2 ways you can attack debt without help

If Mary and her husband’s methods don’t appeal to you, there are other ways you can reduce your overall debt.

Personal finance gurus Dave Ramsey and Suze Orman have competing ways of attacking credit card debt, but both are variations of the “snowball” plan in which you pay off one debt in full then take the money you were paying on that bill to make larger payments on your next debt until they can all be stamped “paid-in-full.”

The concept is that if you concentrate on one debt your efforts to pay it off will be more worthwhile than trying to pay off small amounts of debt on various credit cards.

Both plans require you to create a budget and develop the discipline to stick to your plan. You need to immediately stop using credit to pay for anything.

If you’re ready for the challenge of creating your own debt repayment plan, consider these two options:

1. Pay off the lowest balance first

Dave Ramsey’s snowball plan recommends that you pay only the minimum payment on all of your credit card debt except for one.

He suggests that you list all your debts in order starting with the smallest balance first. In other words, like this:

  • $2,200 to Capital One / minimum payment: $61 / interest rate: 21%
  • $4,400 to Discover / minimum payment: $99 / interest rate: 15%
  • $5,600 to Bank of America / minimum payment: $159 / interest rate: 22%

Then, you tackle the smallest balance first.

If you have $700 in your budget to devote to credit card debt, then you should pay the minimum on the larger balance cards and $442 each month on the Capital One card.

It will take six months for that card to be paid in full according to a credit card calculator.

At that time, your Discover Card balance will be $4,101.

You’ll have $541 per month to pay on that balance, which you can pay off in nine months.

Once that credit card debt is repaid, you can then devote $700 per month to eliminate that Bank of America debt, which will be $4,816 after 15 months of minimum payments.

Average Credit Card Debt in America (2017)

It will take you 8 months to repay that balance, meaning you will be debt free in 23 months and you will have paid a total of $2,744 in interest during that time.

Ramsey’s concept is based on the fact that personal finance is “80% behavior.”

He believes the psychological boost of paying off one bill in full will boost your enthusiasm for becoming debt free.

2. Pay off the highest interest card first

Suze Orman’s debt plan, while similar to Ramsey’s in that you tackle one debt at a time, recommends beginning by paying off the debt with the highest interest rate.

This will reduce the amount of interest you’ll pay since the debt with the highest rate will be paid off first.

In the above case, the debt would be ranked like this:

  • $5,600 to Bank of America / minimum payment: $159/ interest rate: 22%
  • $2,200 to Capital One / minimum payment: $61 / interest rate: 21%
  • $4,400 to Discover / minimum payment: $99 / interest rate: 15%

You would start by paying $540 per month to Bank of America.

It would take you 12 months to pay off that credit card balance, at which point you can tackle the remaining balance on your Capital One card of $1,950.

You can pay $601 per month on that credit card and pay off the balance in four months.

Your remaining balance on your Discover card after 16 months of minimum payments will be $3,746.

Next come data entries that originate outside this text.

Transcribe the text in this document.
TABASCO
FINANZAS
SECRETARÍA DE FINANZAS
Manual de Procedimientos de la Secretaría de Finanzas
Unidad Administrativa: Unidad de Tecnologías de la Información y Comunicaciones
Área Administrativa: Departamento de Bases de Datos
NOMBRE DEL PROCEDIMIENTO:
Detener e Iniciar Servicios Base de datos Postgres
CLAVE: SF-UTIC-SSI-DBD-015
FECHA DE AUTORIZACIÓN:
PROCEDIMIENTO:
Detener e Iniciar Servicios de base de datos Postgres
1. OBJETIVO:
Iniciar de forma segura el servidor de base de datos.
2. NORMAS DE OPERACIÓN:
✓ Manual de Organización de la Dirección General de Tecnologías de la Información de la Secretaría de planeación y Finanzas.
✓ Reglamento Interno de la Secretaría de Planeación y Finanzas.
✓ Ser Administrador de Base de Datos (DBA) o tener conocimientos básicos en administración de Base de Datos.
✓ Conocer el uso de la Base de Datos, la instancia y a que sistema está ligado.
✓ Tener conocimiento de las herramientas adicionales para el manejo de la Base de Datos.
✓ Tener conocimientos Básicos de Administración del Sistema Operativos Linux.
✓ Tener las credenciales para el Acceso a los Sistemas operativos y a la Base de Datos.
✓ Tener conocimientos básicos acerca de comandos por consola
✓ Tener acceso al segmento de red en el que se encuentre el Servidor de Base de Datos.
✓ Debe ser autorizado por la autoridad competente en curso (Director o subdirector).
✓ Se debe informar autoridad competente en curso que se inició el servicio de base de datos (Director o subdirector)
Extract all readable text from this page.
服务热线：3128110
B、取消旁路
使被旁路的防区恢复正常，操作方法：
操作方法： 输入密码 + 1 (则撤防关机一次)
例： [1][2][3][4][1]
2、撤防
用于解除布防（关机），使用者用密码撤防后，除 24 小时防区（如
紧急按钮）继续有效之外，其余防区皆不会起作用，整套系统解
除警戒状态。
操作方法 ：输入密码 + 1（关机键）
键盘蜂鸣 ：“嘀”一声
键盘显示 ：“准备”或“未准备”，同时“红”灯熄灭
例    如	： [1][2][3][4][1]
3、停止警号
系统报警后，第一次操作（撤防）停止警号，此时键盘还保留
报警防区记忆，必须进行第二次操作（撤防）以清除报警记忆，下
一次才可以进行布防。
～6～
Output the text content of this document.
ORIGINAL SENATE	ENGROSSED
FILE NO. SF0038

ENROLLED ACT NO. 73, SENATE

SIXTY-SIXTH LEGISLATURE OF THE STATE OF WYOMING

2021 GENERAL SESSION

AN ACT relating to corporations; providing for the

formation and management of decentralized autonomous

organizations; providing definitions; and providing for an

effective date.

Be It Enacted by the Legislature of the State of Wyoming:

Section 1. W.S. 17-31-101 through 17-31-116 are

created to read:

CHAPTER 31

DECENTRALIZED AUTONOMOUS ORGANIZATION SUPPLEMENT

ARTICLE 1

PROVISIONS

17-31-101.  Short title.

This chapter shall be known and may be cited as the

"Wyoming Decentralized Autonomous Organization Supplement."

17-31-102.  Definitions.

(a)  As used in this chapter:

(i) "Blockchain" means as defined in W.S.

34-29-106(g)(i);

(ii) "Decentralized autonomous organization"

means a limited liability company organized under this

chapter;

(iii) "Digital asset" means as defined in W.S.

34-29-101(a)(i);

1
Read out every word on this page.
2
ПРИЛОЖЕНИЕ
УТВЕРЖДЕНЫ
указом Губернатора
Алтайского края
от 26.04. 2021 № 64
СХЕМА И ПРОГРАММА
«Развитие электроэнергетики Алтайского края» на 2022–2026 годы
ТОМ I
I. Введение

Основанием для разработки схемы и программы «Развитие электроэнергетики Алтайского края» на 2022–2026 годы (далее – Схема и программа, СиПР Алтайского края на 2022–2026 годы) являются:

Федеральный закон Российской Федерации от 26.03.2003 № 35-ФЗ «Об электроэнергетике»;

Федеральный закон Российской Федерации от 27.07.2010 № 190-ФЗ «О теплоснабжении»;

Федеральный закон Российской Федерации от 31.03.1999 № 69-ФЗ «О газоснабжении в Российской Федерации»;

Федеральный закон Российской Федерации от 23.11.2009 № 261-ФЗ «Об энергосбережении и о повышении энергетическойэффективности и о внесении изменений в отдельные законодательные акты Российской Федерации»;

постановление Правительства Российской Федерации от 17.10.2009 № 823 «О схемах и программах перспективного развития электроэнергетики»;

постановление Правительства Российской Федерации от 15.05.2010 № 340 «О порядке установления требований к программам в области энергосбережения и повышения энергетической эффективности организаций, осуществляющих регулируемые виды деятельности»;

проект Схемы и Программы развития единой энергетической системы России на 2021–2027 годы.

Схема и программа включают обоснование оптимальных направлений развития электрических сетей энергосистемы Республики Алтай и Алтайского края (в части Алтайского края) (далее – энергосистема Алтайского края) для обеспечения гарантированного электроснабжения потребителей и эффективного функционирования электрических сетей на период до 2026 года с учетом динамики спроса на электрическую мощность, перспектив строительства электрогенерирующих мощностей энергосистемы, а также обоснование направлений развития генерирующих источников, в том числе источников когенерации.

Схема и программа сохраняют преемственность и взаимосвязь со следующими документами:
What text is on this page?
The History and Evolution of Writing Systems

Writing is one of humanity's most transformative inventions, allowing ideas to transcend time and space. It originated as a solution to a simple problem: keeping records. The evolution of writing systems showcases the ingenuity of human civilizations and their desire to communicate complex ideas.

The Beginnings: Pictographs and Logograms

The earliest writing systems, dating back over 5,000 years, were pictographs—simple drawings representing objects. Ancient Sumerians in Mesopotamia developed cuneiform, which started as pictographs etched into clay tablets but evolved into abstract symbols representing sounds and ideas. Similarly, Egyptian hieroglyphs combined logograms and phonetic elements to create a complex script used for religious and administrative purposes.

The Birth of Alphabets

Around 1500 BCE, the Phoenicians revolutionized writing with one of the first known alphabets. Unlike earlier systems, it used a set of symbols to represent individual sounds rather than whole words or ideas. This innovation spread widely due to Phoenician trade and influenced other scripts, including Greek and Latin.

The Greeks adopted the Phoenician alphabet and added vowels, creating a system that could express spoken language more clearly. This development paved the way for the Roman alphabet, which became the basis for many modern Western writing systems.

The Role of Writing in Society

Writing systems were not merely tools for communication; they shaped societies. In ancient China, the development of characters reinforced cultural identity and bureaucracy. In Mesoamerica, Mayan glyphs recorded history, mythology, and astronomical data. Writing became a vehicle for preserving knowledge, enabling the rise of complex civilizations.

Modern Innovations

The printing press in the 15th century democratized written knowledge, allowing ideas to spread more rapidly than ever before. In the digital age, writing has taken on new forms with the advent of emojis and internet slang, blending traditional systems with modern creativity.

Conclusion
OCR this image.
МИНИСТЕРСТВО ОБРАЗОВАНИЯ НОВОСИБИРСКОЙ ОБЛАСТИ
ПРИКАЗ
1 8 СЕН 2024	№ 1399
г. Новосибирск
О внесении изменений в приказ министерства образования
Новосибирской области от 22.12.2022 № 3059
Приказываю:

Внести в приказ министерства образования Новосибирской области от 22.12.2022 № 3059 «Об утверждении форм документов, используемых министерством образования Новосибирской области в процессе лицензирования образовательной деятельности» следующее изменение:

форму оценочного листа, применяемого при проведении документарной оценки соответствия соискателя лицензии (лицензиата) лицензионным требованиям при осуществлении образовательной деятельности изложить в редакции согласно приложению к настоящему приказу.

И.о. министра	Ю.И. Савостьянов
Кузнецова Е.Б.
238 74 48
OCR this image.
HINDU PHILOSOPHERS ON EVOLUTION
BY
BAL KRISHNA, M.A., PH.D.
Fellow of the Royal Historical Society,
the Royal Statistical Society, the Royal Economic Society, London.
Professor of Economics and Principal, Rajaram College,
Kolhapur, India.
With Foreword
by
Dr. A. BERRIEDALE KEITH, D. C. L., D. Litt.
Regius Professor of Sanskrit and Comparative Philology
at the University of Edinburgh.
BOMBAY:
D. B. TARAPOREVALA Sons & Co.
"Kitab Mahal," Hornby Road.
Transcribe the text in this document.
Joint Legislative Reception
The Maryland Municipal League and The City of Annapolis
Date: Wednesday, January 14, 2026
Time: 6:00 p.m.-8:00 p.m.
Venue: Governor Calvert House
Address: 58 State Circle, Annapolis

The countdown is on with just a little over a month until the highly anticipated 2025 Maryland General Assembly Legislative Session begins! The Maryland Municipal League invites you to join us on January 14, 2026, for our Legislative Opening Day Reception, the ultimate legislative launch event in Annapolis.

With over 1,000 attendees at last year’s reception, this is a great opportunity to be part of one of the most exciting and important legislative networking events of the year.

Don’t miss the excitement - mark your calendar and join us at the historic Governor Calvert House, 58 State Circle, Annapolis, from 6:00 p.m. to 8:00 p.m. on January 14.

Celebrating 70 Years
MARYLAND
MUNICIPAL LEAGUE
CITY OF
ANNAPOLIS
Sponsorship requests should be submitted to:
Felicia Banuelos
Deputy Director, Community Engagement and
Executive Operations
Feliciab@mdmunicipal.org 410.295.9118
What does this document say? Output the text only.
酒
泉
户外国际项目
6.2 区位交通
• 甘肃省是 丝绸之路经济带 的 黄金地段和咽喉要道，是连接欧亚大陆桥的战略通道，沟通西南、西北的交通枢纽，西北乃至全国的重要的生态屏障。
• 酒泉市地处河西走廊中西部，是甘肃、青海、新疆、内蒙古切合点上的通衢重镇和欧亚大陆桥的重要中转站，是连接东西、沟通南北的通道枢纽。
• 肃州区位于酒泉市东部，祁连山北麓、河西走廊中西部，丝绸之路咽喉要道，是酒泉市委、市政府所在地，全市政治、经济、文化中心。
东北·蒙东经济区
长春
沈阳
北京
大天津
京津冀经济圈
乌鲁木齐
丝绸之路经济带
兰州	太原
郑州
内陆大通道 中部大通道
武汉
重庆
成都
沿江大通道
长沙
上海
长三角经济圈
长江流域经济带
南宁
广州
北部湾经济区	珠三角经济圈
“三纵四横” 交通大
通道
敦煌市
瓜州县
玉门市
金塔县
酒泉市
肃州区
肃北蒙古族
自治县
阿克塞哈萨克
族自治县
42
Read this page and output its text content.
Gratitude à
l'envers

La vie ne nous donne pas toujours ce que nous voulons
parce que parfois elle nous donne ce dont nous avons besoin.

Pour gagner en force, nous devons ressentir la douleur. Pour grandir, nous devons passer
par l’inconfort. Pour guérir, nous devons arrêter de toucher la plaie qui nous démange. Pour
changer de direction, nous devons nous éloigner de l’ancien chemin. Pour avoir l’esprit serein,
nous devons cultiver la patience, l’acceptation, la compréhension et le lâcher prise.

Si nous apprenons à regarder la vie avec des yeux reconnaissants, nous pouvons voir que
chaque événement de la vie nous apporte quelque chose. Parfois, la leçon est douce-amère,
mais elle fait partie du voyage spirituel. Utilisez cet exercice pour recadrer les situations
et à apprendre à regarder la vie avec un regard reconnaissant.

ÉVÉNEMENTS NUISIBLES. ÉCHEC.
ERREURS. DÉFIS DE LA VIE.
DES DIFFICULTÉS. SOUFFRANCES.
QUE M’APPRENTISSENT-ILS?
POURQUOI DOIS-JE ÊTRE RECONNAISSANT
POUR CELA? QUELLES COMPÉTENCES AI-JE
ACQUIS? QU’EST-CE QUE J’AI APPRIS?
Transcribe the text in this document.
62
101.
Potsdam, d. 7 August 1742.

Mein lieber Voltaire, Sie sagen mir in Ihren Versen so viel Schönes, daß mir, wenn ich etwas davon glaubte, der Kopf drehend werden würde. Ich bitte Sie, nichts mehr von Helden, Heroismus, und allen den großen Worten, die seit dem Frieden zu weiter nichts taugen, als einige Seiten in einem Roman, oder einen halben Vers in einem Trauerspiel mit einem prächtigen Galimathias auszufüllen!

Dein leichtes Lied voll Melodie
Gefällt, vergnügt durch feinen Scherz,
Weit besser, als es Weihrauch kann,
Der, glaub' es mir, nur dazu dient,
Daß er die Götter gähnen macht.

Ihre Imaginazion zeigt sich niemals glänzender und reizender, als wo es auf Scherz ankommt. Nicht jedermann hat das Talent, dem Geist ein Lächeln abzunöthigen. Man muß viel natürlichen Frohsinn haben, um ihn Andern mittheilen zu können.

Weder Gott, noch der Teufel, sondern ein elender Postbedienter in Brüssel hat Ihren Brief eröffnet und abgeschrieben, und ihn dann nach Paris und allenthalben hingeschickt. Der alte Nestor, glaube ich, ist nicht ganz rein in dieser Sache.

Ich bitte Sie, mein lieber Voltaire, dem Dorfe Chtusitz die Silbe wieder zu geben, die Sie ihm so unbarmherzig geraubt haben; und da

You can pay that off in six months by paying $700 per month and will be debt free in a total of 22 months.

You can get out of debt

When faced with a deluge of past-due bills, it may seem like you’ll never pay them all off.

That’s the stress talking.

The truth is that anyone can get out of debt—all you need to do is start by examining why you found yourself indebted in the first place, then build a plan of attack.

Maybe you employ Mary and her husband’s tricks to get out, or you apply Dave Ramsey’s and Suze Orman’s plans.

The only secret to getting out of debt is this: determination and discipline to stick to a budget.

Pay more than the minimum balance and whittle away at the principal bit by bit and you’ll be debt-free in time.